En la misma vereda, se cuentan anécdotas sobre casos en los que se le ha informado al paciente de su muerte próxima, tras lo cual éste ha renunciado a proyectos o actividades laborales que funcionaban hasta ese momento como motores de su vida, y se ha encontrado con que sobrevivía al fatal diagnóstico (restableciendo su salud) pero habiendo perdido para siempre lo que le daba sentido a su existencia. Podría advertirse, entonces, que es necesario también un mínimo de cuidado: la sobrevivencia a un diagnóstico de muerte «segura» es algo que acontece, y que el paciente tampoco debe ignorar. Pero de esto no se sigue que no deba informarse un mal pronóstico al paciente por temor a lo que éste hará. En este sentido, creo que la responsabilidad tiene que recaer en el propio enfermo, el cual, contando con la información disponible y en base a ella y a su propio criterio, tomará las decisiones que considere más apropiadas. Y podrá hacerse cargo de ellas (tanto si fueron acertadas como si no).

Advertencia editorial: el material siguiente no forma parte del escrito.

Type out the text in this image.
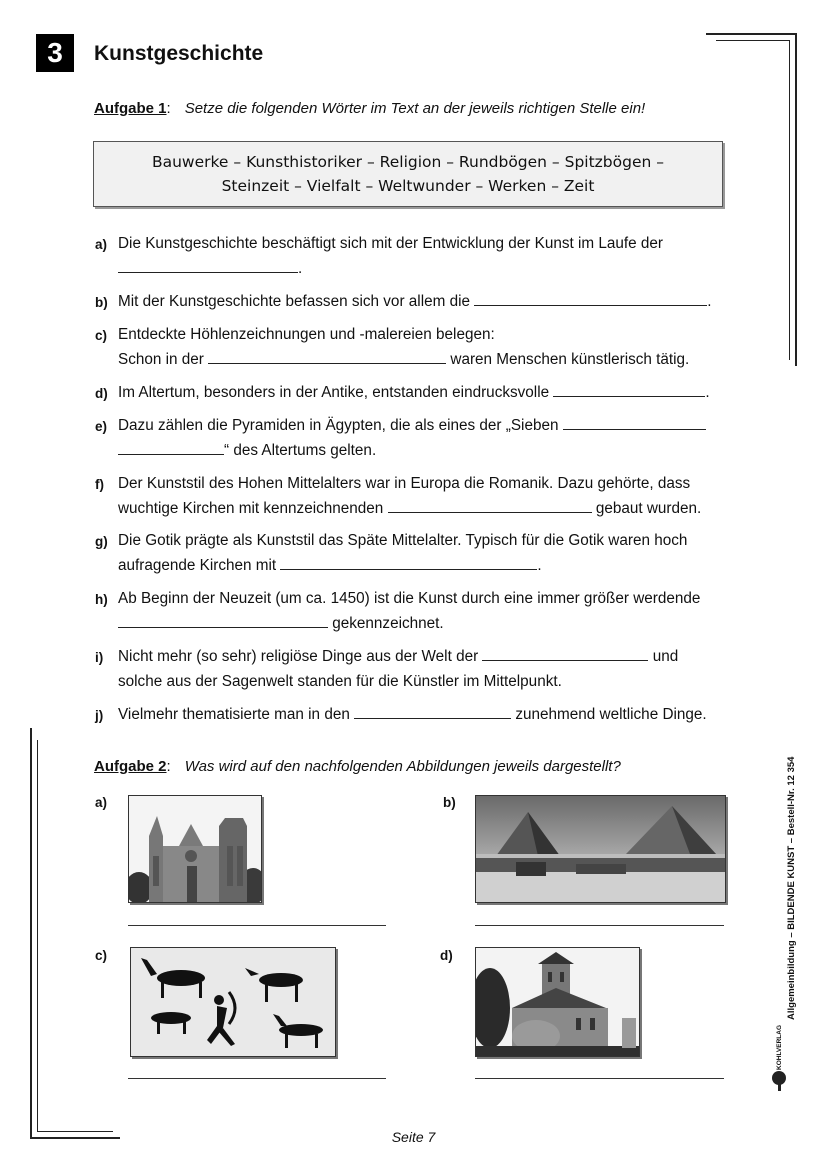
3	Kunstgeschichte
Aufgabe 1: Setze die folgenden Wörter im Text an der jeweils richtigen Stelle ein!
Bauwerke – Kunsthistoriker – Religion – Rundbögen – Spitzbögen –
Steinzeit – Vielfalt – Weltwunder – Werken – Zeit
a) Die Kunstgeschichte beschäftigt sich mit der Entwicklung der Kunst im Laufe der
.
b) Mit der Kunstgeschichte befassen sich vor allem die	.
c) Entdeckte Höhlenzeichnungen und -malereien belegen:
Schon in der	waren Menschen künstlerisch tätig.
d) Im Altertum, besonders in der Antike, entstanden eindrucksvolle	.
e) Dazu zählen die Pyramiden in Ägypten, die als eines der „Sieben
“ des Altertums gelten.
f) Der Kunststil des Hohen Mittelalters war in Europa die Romanik. Dazu gehörte, dass
wuchtige Kirchen mit kennzeichnenden	gebaut wurden.
g) Die Gotik prägte als Kunststil das Späte Mittelalter. Typisch für die Gotik waren hoch
aufragende Kirchen mit	.
h) Ab Beginn der Neuzeit (um ca. 1450) ist die Kunst durch eine immer größer werdende
gekennzeichnet.
i) Nicht mehr (so sehr) religiöse Dinge aus der Welt der	und
solche aus der Sagenwelt standen für die Künstler im Mittelpunkt.
j) Vielmehr thematisierte man in den	zunehmend weltliche Dinge.
Aufgabe 2: Was wird auf den nachfolgenden Abbildungen jeweils dargestellt?
a)	b)
c)	d)	Allgemeinbildung – BILDENDE KUNST – Bestell-Nr. 12 354
KOHLVERLAG
Seite 7
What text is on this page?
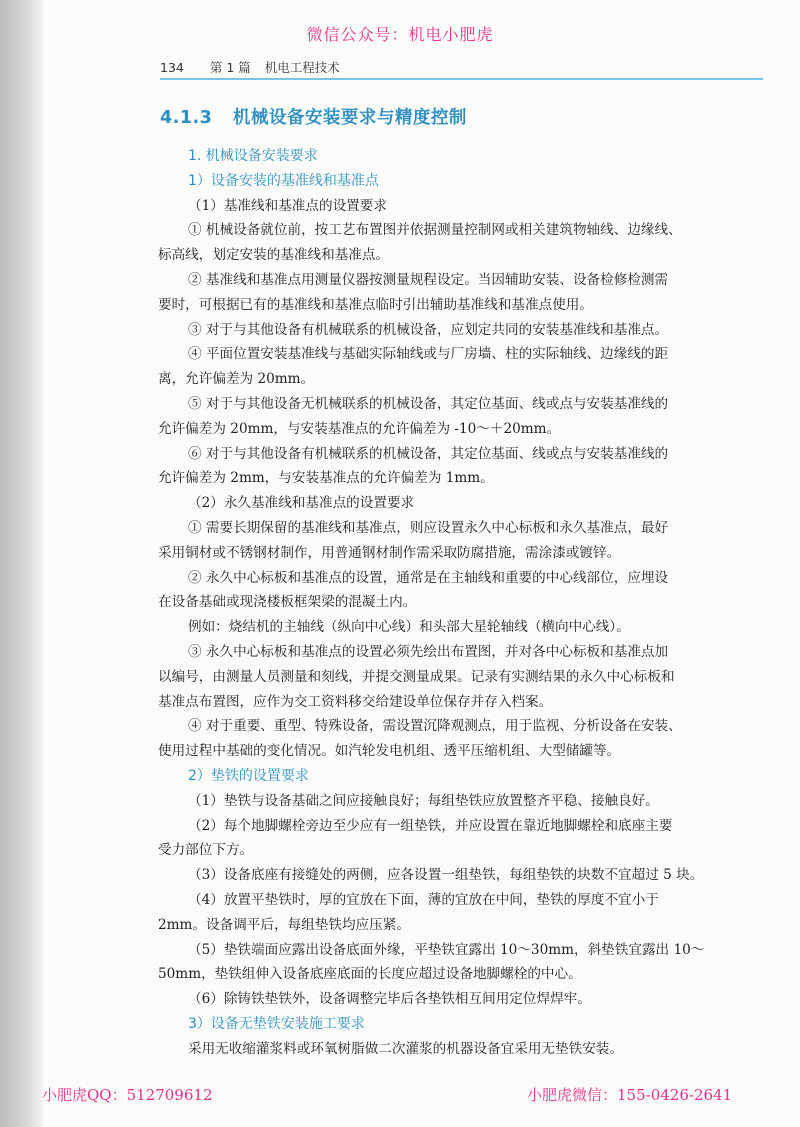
微信公众号：机电小肥虎
134 第 1 篇 机电工程技术
4.1.3 机械设备安装要求与精度控制
1. 机械设备安装要求
1）设备安装的基准线和基准点
（1）基准线和基准点的设置要求
① 机械设备就位前，按工艺布置图并依据测量控制网或相关建筑物轴线、边缘线、
标高线，划定安装的基准线和基准点。
② 基准线和基准点用测量仪器按测量规程设定。当因辅助安装、设备检修检测需
要时，可根据已有的基准线和基准点临时引出辅助基准线和基准点使用。
③ 对于与其他设备有机械联系的机械设备，应划定共同的安装基准线和基准点。
④ 平面位置安装基准线与基础实际轴线或与厂房墙、柱的实际轴线、边缘线的距
离，允许偏差为 20mm。
⑤ 对于与其他设备无机械联系的机械设备，其定位基面、线或点与安装基准线的
允许偏差为 20mm，与安装基准点的允许偏差为 -10～＋20mm。
⑥ 对于与其他设备有机械联系的机械设备，其定位基面、线或点与安装基准线的
允许偏差为 2mm，与安装基准点的允许偏差为 1mm。
（2）永久基准线和基准点的设置要求
① 需要长期保留的基准线和基准点，则应设置永久中心标板和永久基准点，最好
采用铜材或不锈钢材制作，用普通钢材制作需采取防腐措施，需涂漆或镀锌。
② 永久中心标板和基准点的设置，通常是在主轴线和重要的中心线部位，应埋设
在设备基础或现浇楼板框架梁的混凝土内。
例如：烧结机的主轴线（纵向中心线）和头部大星轮轴线（横向中心线）。
③ 永久中心标板和基准点的设置必须先绘出布置图，并对各中心标板和基准点加
以编号，由测量人员测量和刻线，并提交测量成果。记录有实测结果的永久中心标板和
基准点布置图，应作为交工资料移交给建设单位保存并存入档案。
④ 对于重要、重型、特殊设备，需设置沉降观测点，用于监视、分析设备在安装、
使用过程中基础的变化情况。如汽轮发电机组、透平压缩机组、大型储罐等。
2）垫铁的设置要求
（1）垫铁与设备基础之间应接触良好；每组垫铁应放置整齐平稳、接触良好。
（2）每个地脚螺栓旁边至少应有一组垫铁，并应设置在靠近地脚螺栓和底座主要
受力部位下方。
（3）设备底座有接缝处的两侧，应各设置一组垫铁，每组垫铁的块数不宜超过 5 块。
（4）放置平垫铁时，厚的宜放在下面，薄的宜放在中间，垫铁的厚度不宜小于
2mm。设备调平后，每组垫铁均应压紧。
（5）垫铁端面应露出设备底面外缘，平垫铁宜露出 10～30mm，斜垫铁宜露出 10～
50mm，垫铁组伸入设备底座底面的长度应超过设备地脚螺栓的中心。
（6）除铸铁垫铁外，设备调整完毕后各垫铁相互间用定位焊焊牢。
3）设备无垫铁安装施工要求
采用无收缩灌浆料或环氧树脂做二次灌浆的机器设备宜采用无垫铁安装。
小肥虎QQ：512709612	小肥虎微信：155-0426-2641
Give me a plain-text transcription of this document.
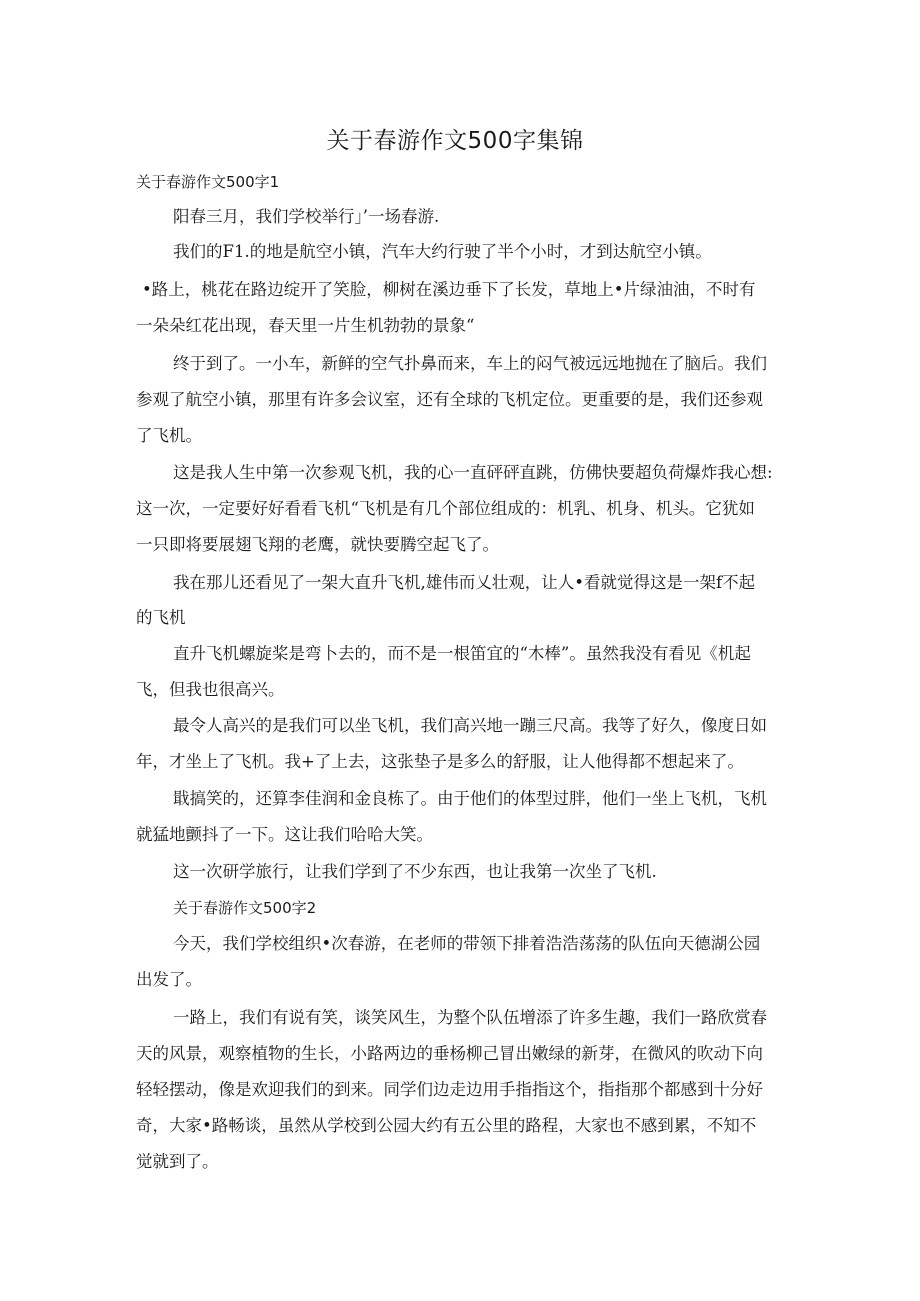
关于春游作文500字集锦
关于春游作文500字1
阳春三月，我们学校举行」’一场春游.
我们的F1.的地是航空小镇，汽车大约行驶了半个小时，才到达航空小镇。
•路上，桃花在路边绽开了笑脸，柳树在溪边垂下了长发，草地上•片绿油油，不时有
一朵朵红花出现，春天里一片生机勃勃的景象“
终于到了。一小车，新鲜的空气扑鼻而来，车上的闷气被远远地抛在了脑后。我们
参观了航空小镇，那里有许多会议室，还有全球的飞机定位。更重要的是，我们还参观
了飞机。
这是我人生中第一次参观飞机，我的心一直砰砰直跳，仿佛快要超负荷爆炸我心想:
这一次，一定要好好看看飞机“飞机是有几个部位组成的：机乳、机身、机头。它犹如
一只即将要展翅飞翔的老鹰，就快要腾空起飞了。
我在那儿还看见了一架大直升飞机,雄伟而乂壮观，让人•看就觉得这是一架f不起
的飞机
直升飞机螺旋桨是弯卜去的，而不是一根笛宜的“木棒”。虽然我没有看见《机起
飞，但我也很高兴。
最令人高兴的是我们可以坐飞机，我们高兴地一蹦三尺高。我等了好久，像度日如
年，才坐上了飞机。我+了上去，这张垫子是多么的舒服，让人他得都不想起来了。
戢搞笑的，还算李佳润和金良栋了。由于他们的体型过胖，他们一坐上飞机，飞机
就猛地颤抖了一下。这让我们哈哈大笑。
这一次研学旅行，让我们学到了不少东西，也让我第一次坐了飞机.
关于春游作文500字2
今天，我们学校组织•次春游，在老师的带领下排着浩浩荡荡的队伍向天德湖公园
出发了。
一路上，我们有说有笑，谈笑风生，为整个队伍增添了许多生趣，我们一路欣赏春
天的风景，观察植物的生长，小路两边的垂杨柳己冒出嫩绿的新芽，在微风的吹动下向
轻轻摆动，像是欢迎我们的到来。同学们边走边用手指指这个，指指那个都感到十分好
奇，大家•路畅谈，虽然从学校到公园大约有五公里的路程，大家也不感到累，不知不
觉就到了。
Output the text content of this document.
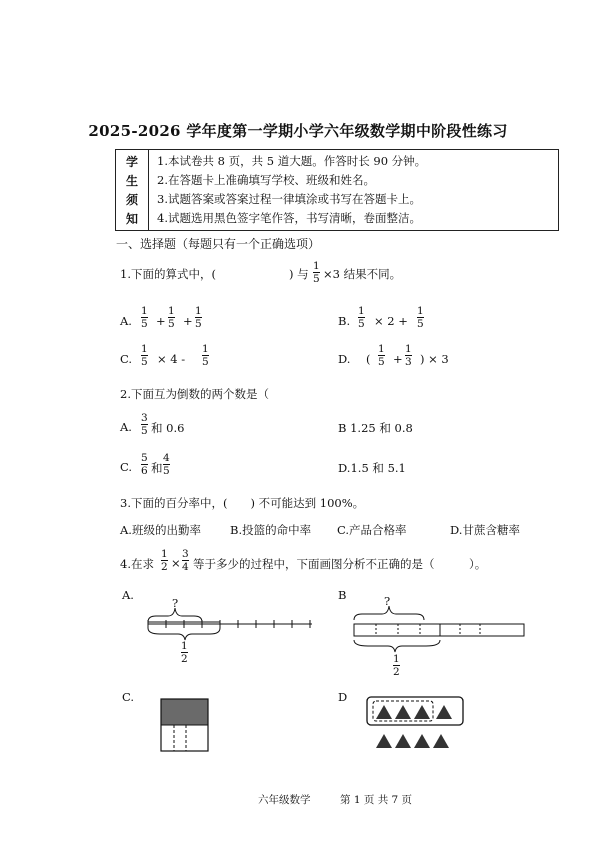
2025-2026 学年度第一学期小学六年级数学期中阶段性练习
学
生
须
知
1.本试卷共 8 页，共 5 道大题。作答时长 90 分钟。
2.在答题卡上准确填写学校、班级和姓名。
3.试题答案或答案过程一律填涂或书写在答题卡上。
4.试题选用黑色签字笔作答，书写清晰，卷面整洁。
一、选择题（每题只有一个正确选项）
1.下面的算式中，(	) 与
1
5 ×3 结果不同。
A.
1
5 +
1
5 +
1
5	B.
1
5 × 2 +
1
5
C.
1
5 × 4 -
1
5	D. (
1
5 +
1
3 ) × 3
2.下面互为倒数的两个数是（
A.
3
5 和 0.6	B 1.25 和 0.8
C.
5
6 和
4
5	D.1.5 和 5.1
3.下面的百分率中，(　　) 不可能达到 100%。
A.班级的出勤率	B.投篮的命中率 C.产品合格率	D.甘蔗含糖率
4.在求
1
2 ×
3
4 等于多少的过程中，下面画图分析不正确的是（　　　）。
A.	B
C.	D
?
1
2
?
1
2
六年级数学	第 1 页 共 7 页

Por último, ¿es tan extraño que en un lugar donde las defunciones ocurren cotidianamente no se adquiera una postura frente a esto o, por el contrario, es una necesidad? No sé si los hombres son lo que son independientemente del contexto en el cual se desenvuelven, pero considero que plantear o desestimar el tema de la muerte en el marco de un trabajo hospitalario, donde es cosa frecuente, tiene sus implicancias, tanto a nivel personal como en la interacción con los que se enfrentan a esa experiencia. La frialdad, la indiferencia, las indefiniciones, nos alejan más y más de las cualidades que identifican no una profesión, sino lo que la hace posible: nuestra humanidad. La empatía, la comprensión, el compromiso, no derrotan a la muerte, así como el día no triunfa sobre la noche, ni el verano sobre el invierno. Eros no vence a Tanatos, pero lo envuelve, lo eleva y le da sentido.